Some have questioned the technical feasibility for the Oruc Reis vessel to conduct seismic research in the presence of a Turkish naval fleet whose ships could impact sensor data. Yet analysts tracking developments say ongoing activities are designed to draw Greek officials back into negotiations with Ankara.
“What we are likely to see is some actions of escalation on both sides to essentially defend their own positions,” Sinan Ulgen, chairman of the Istanbul-based think tank Center for Economic and Foreign Policy Studies, told Al-Monitor. “But after a few days of escalation and a lot of political rhetoric, we’ll go back to where we were before” — to the possibility of renewed negotiations.
Turkish officials have claimed gas exploration activities are in part to defend Turkey’s maritime claims articulated in the Blue Homeland doctrine, or Mavi Vatan, which sets an ideological framework where Turkey should have greater control of regional waters. Though Cavusoglu also said Tuesday that the actions were taken to defend the resource rights of both Turkey and Turkish Cypriots, who have been in stalled talks with officials in the Republic of Cyprus over gas development projects south of the island.
While such rhetoric likely boosts domestic support for Ankara’s eastern Mediterranean policies, Ulgen said the “hard power tactics” could complicate future negotiations and restrict the menu of face-saving measures available to officials in Ankara and Athens.

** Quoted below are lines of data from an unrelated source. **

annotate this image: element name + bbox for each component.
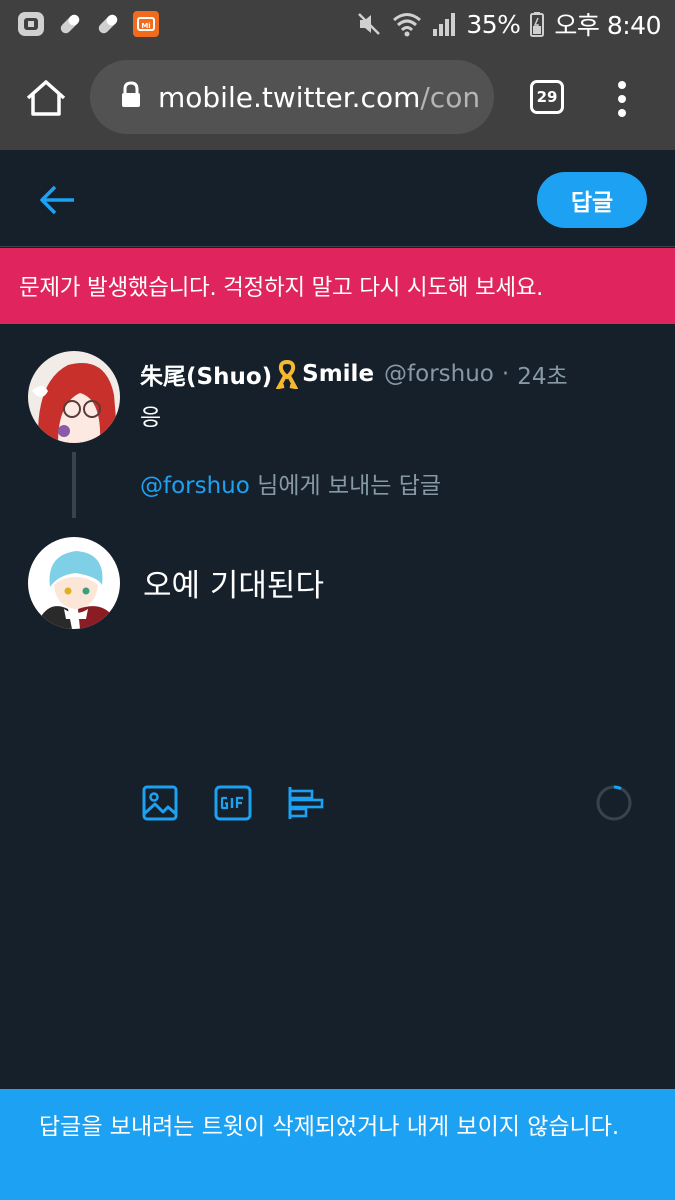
url-text: mobile.twitter.com/con xyxy=(158,81,480,114)
lock-icon xyxy=(120,81,142,113)
gif-icon[interactable] xyxy=(214,784,252,822)
avatar xyxy=(28,537,120,629)
pill-icon xyxy=(56,10,84,38)
signal-icon xyxy=(432,11,456,37)
reply-mention-link[interactable]: @forshuo xyxy=(140,473,250,499)
error-banner: 문제가 발생했습니다. 걱정하지 말고 다시 시도해 보세요. xyxy=(0,248,675,324)
home-icon[interactable] xyxy=(24,78,68,118)
yellow-ribbon-icon xyxy=(276,359,299,389)
compose-textarea[interactable]: 오예 기대된다 xyxy=(143,560,324,605)
notification-icons: Mi xyxy=(16,10,160,38)
poll-icon[interactable] xyxy=(287,784,325,822)
reply-button[interactable]: 답글 xyxy=(537,172,647,228)
toast-message: 답글을 보내려는 트윗이 삭제되었거나 내게 보이지 않습니다. xyxy=(39,1114,620,1140)
more-menu-icon[interactable] xyxy=(614,80,630,118)
svg-text:Mi: Mi xyxy=(141,22,150,30)
battery-percent: 35% xyxy=(466,9,521,39)
system-status: 35% 오후 8:40 xyxy=(356,6,661,42)
browser-toolbar: mobile.twitter.com/con 29 xyxy=(0,48,675,150)
separator-dot: · xyxy=(501,361,510,387)
tweet-text: 응 xyxy=(140,405,162,431)
display-name[interactable]: 朱尾(Shuo) xyxy=(140,357,272,391)
url-host: mobile.twitter.com xyxy=(158,80,421,114)
wifi-icon xyxy=(392,11,422,37)
address-bar[interactable]: mobile.twitter.com/con xyxy=(90,60,494,134)
image-icon[interactable] xyxy=(141,784,179,822)
avatar[interactable] xyxy=(28,351,120,443)
tab-switcher-button[interactable]: 29 xyxy=(530,80,564,114)
tweet-time[interactable]: 24초 xyxy=(517,357,567,391)
battery-icon xyxy=(530,11,545,37)
url-path: /con xyxy=(420,80,481,114)
app-notification-icon xyxy=(16,10,46,38)
error-message: 문제가 발생했습니다. 걱정하지 말고 다시 시도해 보세요. xyxy=(19,275,544,301)
character-count-ring xyxy=(595,784,633,822)
tweet-handle[interactable]: @forshuo xyxy=(384,361,494,387)
replying-to-label: 님에게 보내는 답글 xyxy=(249,473,442,499)
tweet-header: 朱尾(Shuo) Smile @forshuo · 24초 xyxy=(140,356,568,392)
mi-app-icon: Mi xyxy=(132,10,160,38)
toast-notification: 답글을 보내려는 트윗이 삭제되었거나 내게 보이지 않습니다. xyxy=(0,1089,675,1200)
clock: 오후 8:40 xyxy=(554,11,661,40)
replying-to: @forshuo 님에게 보내는 답글 xyxy=(140,466,441,500)
status-bar: Mi 35% 오후 8:40 xyxy=(0,0,675,48)
pill-icon xyxy=(94,10,122,38)
back-arrow-icon[interactable] xyxy=(38,183,78,217)
display-name-suffix: Smile xyxy=(302,361,375,387)
thread-line xyxy=(72,452,76,518)
mute-icon xyxy=(356,11,382,37)
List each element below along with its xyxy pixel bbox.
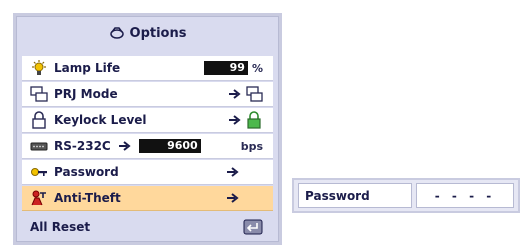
menu-item-label: Anti-Theft <box>54 191 121 205</box>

“The risk is Turkey becoming hostage to its own rhetoric and not being able to budge in the negotiations,” Ulgen said. “If there’s going to be a solution to the [eastern Mediterranean issue], both Greece and Turkey will have to concede in their original maximalist positions.”
Still, Tanchum cited shared economic and transportation interests between the neighboring states as a likely incentive for both sides to de-escalate tensions in the near future.
“Eighty-seven percent of Turkey’s trade passes through its maritime ports, and most of that trade passes through the eastern Mediterranean,” Tanchum said. “On the other hand, Greece has the largest commercial fleet in the world … so both countries have a strong incentive for a peaceful stable maritime domain in the eastern Mediterranean.”